C'è da stare certi che se qualcuno avesse chiamato Vincenzo Trichìni, non avrei neanche alzato la testa...

Sono arrivato all'età adulta con lo stesso assetto, spingendo tutti gli amici a chiamarmi Enzo e relegando Vincenzo solo alle occasioni ufficiali e alla "business card".

Ma il cambiamento è sempre dietro l'angolo e ad un certo punto, si fa strada l'idea che le condizioni non sono più quelle del 1953, che nessuno potrà storpiare in Vincenzuzzo il mio nome, che Vincenzo non è affatto male. Pensa, Vincenzo di Vittoria, il Vincente di Vittoria. Vincente di non so che, ma tant'è suona bene.
Anche qualche conoscenza lavorativa di persone di lingua inglese ha contribuito alla riabilitazione: Vìn-gèn-zoù. Ridicolo ma intrigante.

Oggi sono in grado di gestire il doppio nome, chiamatemi Enzo o Vincenzo mi girerò ad ascoltarvi.
Se poi qualcuno in vena di affetto mi chiama Enzino, gongolo, un po' di nascosto.

Tradizionalista o Progressista

Non voglio parlare di politica!
In passato, ho sempre pensato a me stesso come a una persona tradizionalista, un po' perchè così si viene catalogati quando si crede in valori come la famiglia o la fede, ma soprattutto perchè consideravo la mia necessità di avere punti di riferimento costanti.
Parlo di piccole cose che fanno la vita quotidiana: comprare il giornale nella stessa edicola, alzarsi eseguendo gli stessi gesti, affezionarsi ad una trasmissione radiofonica, scaldare l'acqua del the nello stesso pentolino, e così via.
Poi ho dovuto rivedere questa mia autovalutazione, non fosse altro per il numero di abitazioni cambiate, per il numero di aziende in cui ho lavorato, per aver messo alle spalle una esperienza spirituale troppo aggressiva, per aver saputo buttare uno, due, tanti occhi sul risvolto interno della mia testolina. Quindi parlo di grossi cambiamenti, mica di bruscolini!
Di fronte a nuove forti motivazioni ho sempre trovato lo stimolo per affrontare le discontinuità.
E' un tema che mi è caro perchè mi riporta a quello delle separazioni, argomento sul quale sono ricco di bagaglio...
Insomma tra le mie qualità in un autocurriculum aggiungerei: capacità di gestire il cambiamento, capacità di adattarsi alle nuove situazioni che si presentano.
Ho una mia teoria sul perchè: forse che dentro di me non continua a vivere "Enzo mangialegnate"?
Chi è "Enzo mangialegnate"?
Io personalmente, non lo ricordo, ma è il soprannome con cui mi chiamava la mamma quando ancora abitavamo in Sicilia (fino a quattro anni).
Dicono che fosse un terremoto unico, con campionari di topi morti portati per la coda in casa, incendio di fascine, ferite con attrezzi pericolosissimi.
Amici vicini e lontani, sappiate che dietro quella persona spesso così disponibile, abitudinaria, qualche volta pignola e tanto a buon modo, c'è "Enzo MangiaLegnate".
Ogni cambiamento è possibile (almeno fino a 98 anni).

venerdì 9 settembre 2005

Robot

Nel laboratorio tutto è pronto per il collaudo dell'ultima generazione di robot.
Si distinguono dalle precedenti serie per la loro dimensione ridotta e la loro versatilità. Ma la vera novità è la messa a punto degli algoritmi che permetteranno loro di modificare il comportamento adattandosi alle mutevoli condizioni esterne.
Qualcuno dubita, qualcuno ha paura perchè intuisce il pericolo.

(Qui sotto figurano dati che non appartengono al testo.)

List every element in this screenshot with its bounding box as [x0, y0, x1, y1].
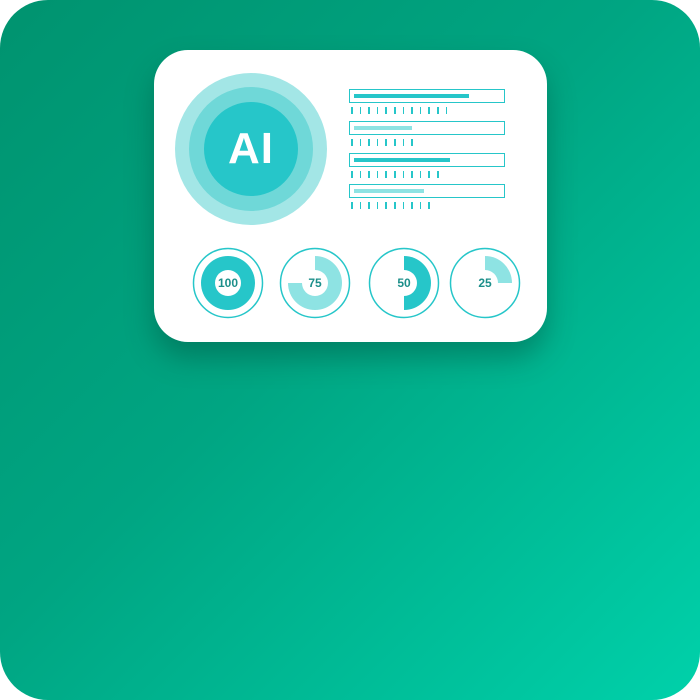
tick-mark: [402, 202, 405, 209]
tick-mark: [351, 139, 353, 146]
tick-mark: [376, 171, 379, 178]
tick-mark: [359, 171, 362, 178]
tick-mark: [376, 202, 379, 209]
tick-mark: [437, 171, 439, 178]
gauge: 100: [192, 247, 264, 319]
tick-mark: [411, 202, 413, 209]
progress-bar-track: [349, 184, 505, 198]
tick-mark: [428, 202, 430, 209]
tick-mark: [385, 139, 387, 146]
progress-bar-track: [349, 153, 505, 167]
dashboard-card: AI 100 75 50 25: [154, 50, 547, 342]
progress-bar-fill: [354, 189, 424, 193]
gauge-value-label: 25: [478, 276, 492, 290]
ai-badge-label: AI: [228, 124, 274, 173]
tick-mark: [368, 139, 370, 146]
progress-bar-track: [349, 89, 505, 103]
tick-mark: [402, 107, 405, 114]
tick-mark: [359, 202, 362, 209]
progress-bar-fill: [354, 94, 470, 98]
gauge: 75: [279, 247, 351, 319]
tick-mark: [394, 139, 396, 146]
tick-mark: [368, 202, 370, 209]
tick-mark: [394, 107, 396, 114]
tick-mark: [368, 107, 370, 114]
tick-mark: [437, 107, 439, 114]
tick-mark: [411, 107, 413, 114]
tick-mark: [419, 202, 422, 209]
tick-mark: [394, 171, 396, 178]
tick-mark: [411, 139, 413, 146]
tick-mark: [445, 107, 448, 114]
progress-bar-track: [349, 121, 505, 135]
gauge-value-label: 75: [308, 276, 322, 290]
tick-mark: [359, 139, 362, 146]
tick-mark: [359, 107, 362, 114]
tick-mark: [428, 171, 430, 178]
progress-bar-fill: [354, 158, 451, 162]
tick-mark: [351, 107, 353, 114]
tick-mark: [376, 107, 379, 114]
gauge: 25: [449, 247, 521, 319]
tick-mark: [368, 171, 370, 178]
tick-mark: [428, 107, 430, 114]
tick-mark: [419, 171, 422, 178]
tick-mark: [402, 139, 405, 146]
tick-mark: [402, 171, 405, 178]
progress-bar-list: [349, 89, 509, 219]
tick-mark: [351, 171, 353, 178]
gauge-value-label: 100: [217, 276, 239, 290]
tick-mark: [394, 202, 396, 209]
tick-mark: [411, 171, 413, 178]
gauge: 50: [368, 247, 440, 319]
tick-mark: [385, 171, 387, 178]
tick-mark: [419, 107, 422, 114]
app-icon-tile: AI 100 75 50 25: [0, 0, 700, 700]
progress-bar-fill: [354, 126, 412, 130]
tick-mark: [385, 107, 387, 114]
gauge-value-label: 50: [397, 276, 411, 290]
tick-mark: [385, 202, 387, 209]
tick-mark: [376, 139, 379, 146]
tick-mark: [351, 202, 353, 209]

Sono passati pochi istanti dall'accensione e già tutti i dubbi sono svaniti, è vero sanno cambiare la loro forma, anzi sanno evolvere con grande, troppa rapidità.
Sono piccoli ma il loro atteggiamento è inequivocabile: sono ostili.
"Spegni tutto" grida qualcuno,
"Taglia i contatti" conferma un altro scienziato.
C'è una esitazione di troppo, un moto di curiosità che fa ritardare di pochi secondi ancora l'operazione di disattivazione.
Poi un silenzio denso di paura, forse di sollievo, un breve sollievo perchè le macchine si rimettono in moto autonomamente; in quei pochi attimi avevano già elaborato una strategia di adattamento e ora ricominciano a muoversi, crescono in numero e dimensione, evolvono.
Sono diventate piccole macchine volanti che qualcuno potrebbe scambiare per modellini di aereo. Volano, volano intorno agli scienziati, si preparano ad una nuova mossa.

Qualcuno riesce a catturarne uno a imprigionarlo nelle sue mani. Per farne cosa? Non c'è tempo, il robot sta già mutando, ha preso atto della nuova situazione e sviluppa nuove articolazioni, nuove armi di offesa.

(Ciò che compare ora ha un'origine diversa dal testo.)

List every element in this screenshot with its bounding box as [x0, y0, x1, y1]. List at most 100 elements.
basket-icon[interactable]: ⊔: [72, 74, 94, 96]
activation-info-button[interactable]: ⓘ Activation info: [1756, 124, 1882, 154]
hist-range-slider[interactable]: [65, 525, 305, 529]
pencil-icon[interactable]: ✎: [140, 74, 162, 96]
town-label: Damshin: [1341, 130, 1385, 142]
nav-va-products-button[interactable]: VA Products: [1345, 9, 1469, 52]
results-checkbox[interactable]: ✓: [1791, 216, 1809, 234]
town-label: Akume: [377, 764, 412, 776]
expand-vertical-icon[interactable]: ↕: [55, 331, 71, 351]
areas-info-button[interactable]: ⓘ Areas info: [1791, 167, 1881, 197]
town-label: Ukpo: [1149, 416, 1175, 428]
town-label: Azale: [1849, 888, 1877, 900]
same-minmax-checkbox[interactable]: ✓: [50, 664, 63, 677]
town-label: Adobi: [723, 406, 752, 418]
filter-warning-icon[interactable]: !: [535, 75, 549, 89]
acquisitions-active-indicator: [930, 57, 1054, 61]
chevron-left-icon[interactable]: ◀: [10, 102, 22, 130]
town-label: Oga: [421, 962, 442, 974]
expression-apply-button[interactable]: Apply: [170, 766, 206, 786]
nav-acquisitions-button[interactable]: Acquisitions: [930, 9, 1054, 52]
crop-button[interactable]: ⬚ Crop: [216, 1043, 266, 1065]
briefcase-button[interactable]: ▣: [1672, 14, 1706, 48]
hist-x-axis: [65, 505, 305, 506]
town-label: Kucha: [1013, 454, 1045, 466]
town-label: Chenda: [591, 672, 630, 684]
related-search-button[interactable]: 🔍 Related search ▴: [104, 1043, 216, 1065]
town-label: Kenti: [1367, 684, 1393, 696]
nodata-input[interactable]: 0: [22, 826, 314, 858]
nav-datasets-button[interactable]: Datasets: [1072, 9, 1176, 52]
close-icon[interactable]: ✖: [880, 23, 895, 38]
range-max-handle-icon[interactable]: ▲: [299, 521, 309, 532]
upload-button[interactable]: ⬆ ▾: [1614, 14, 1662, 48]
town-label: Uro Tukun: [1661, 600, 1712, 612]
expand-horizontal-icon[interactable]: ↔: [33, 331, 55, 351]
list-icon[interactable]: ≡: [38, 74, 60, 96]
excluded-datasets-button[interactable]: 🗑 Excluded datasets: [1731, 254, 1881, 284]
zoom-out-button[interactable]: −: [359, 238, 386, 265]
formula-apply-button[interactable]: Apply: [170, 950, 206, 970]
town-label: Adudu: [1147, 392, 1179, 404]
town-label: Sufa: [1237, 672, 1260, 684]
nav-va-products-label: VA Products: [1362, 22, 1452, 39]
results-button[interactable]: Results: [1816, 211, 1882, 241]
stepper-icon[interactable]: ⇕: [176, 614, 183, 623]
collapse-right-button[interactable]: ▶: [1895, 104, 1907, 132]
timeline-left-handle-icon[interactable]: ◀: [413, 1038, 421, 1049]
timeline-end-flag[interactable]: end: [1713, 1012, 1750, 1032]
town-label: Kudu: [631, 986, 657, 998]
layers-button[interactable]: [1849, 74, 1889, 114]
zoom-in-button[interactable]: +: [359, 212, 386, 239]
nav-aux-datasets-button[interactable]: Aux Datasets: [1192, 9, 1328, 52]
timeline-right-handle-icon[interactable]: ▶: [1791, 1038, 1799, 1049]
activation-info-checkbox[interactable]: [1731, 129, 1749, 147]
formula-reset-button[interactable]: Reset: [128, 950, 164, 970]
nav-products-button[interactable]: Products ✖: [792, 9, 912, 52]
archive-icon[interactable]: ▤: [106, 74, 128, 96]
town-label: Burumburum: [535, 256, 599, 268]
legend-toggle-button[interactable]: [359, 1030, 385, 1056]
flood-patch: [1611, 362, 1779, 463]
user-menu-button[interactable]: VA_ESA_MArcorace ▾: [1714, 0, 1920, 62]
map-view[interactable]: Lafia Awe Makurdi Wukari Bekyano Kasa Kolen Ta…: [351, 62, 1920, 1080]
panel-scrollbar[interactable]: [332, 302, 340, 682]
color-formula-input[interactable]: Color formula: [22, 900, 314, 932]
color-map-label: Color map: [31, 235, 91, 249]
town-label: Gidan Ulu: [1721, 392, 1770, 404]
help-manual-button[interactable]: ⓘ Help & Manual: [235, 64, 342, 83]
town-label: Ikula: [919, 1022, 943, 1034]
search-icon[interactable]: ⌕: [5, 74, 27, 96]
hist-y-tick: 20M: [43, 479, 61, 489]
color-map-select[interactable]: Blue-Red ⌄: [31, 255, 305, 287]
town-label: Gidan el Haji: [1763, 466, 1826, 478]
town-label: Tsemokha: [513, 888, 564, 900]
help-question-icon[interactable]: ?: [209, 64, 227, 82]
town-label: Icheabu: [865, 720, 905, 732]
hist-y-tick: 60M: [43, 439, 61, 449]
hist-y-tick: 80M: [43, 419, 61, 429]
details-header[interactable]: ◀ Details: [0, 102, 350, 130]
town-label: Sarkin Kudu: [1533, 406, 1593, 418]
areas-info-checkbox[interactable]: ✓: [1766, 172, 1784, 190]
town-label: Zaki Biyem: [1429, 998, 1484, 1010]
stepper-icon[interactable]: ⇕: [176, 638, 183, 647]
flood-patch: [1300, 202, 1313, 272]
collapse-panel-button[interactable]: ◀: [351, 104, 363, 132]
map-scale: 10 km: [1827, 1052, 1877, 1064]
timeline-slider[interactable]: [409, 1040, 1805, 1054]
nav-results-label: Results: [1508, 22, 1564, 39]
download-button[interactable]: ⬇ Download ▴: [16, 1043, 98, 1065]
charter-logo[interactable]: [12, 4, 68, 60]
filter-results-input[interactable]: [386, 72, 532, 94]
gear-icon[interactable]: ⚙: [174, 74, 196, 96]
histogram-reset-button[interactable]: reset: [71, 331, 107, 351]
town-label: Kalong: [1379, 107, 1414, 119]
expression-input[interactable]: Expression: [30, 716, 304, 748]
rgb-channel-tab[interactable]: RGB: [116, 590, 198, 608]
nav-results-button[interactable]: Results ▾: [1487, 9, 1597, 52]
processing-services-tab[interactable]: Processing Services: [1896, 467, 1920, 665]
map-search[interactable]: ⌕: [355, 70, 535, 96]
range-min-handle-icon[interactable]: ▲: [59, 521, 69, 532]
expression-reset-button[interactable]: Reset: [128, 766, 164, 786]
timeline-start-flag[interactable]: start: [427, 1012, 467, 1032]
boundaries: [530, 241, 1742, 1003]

Panico: situazione fuori controllo.

Per la loro distruzione occorrerà l'intervento delle astronavi, ci sarà un duro prezzo da pagare.

giovedì 8 settembre 2005

Il viale del tramonto


L’uomo passeggia lungo un viale del grande giardino all’italiana, in lontananza si intravvedono le forme del lago e la lunga catena dei monti che raccolgono le sue acque; le foglie delle piante ornamentali hanno già il colore caldo dell’autunno e nella voce dell’uomo c’è una forte venatura di tristezza.
Accanto a lui una donna ascolta il suo lamento.
Lui sta raccontando quanto sia difficile separarsi da lei, ma è una nenia che non finisce più.
Allora lei rompe gli indugi: non è più il tempo di trascinare così a lungo questa situazione, questo sarà l’ultimo loro incontro.
L’uomo non si aspettava questa svolta; in un attimo una forte emozione attraversa il tutto suo corpo, come un brivido capace di risvegliare dal torpore che aveva lasciato l’estate.
Segue un breve ma intenso silenzio; quello che parla pochi secondi dopo è un uomo che ha cambiato tonalità nella voce e nell'aspetto, l’autunno improvvisamente sembra fare meno paura.
Ora l'uomo sembra più disponibile ad ascoltare e la donna può raccontagli qualcosa che riguarda il giardino in cui continuano a passeggiare. Le siepi opportunamente tagliate e sagomate compongono delle parole che rimangono scolpite: sono i messaggi lasciati da tutti quei musicisti che, al termine della loro carriera, sono approdati in questo luogo dorato.
Sono parole piene di poesia e di tenue felicità.

(sogno)

La vecchina

La vecchina viveva ai margini del bosco in un radura circondata da alti alberi e radici invadenti, il suo nome era Marisa, la sua casa era una baracca di legno oramai malandata e cadente. Con lei non c’era nessuno, era completamente sola, malata e senza più niente.
Purtroppo è stata trovata senza vita.

Mi sono svegliato con la certezza che la vecchina del sogno fosse Marianna. Il tempo della sua completa autonomia si avvicina…e il papà ha paura di perderla.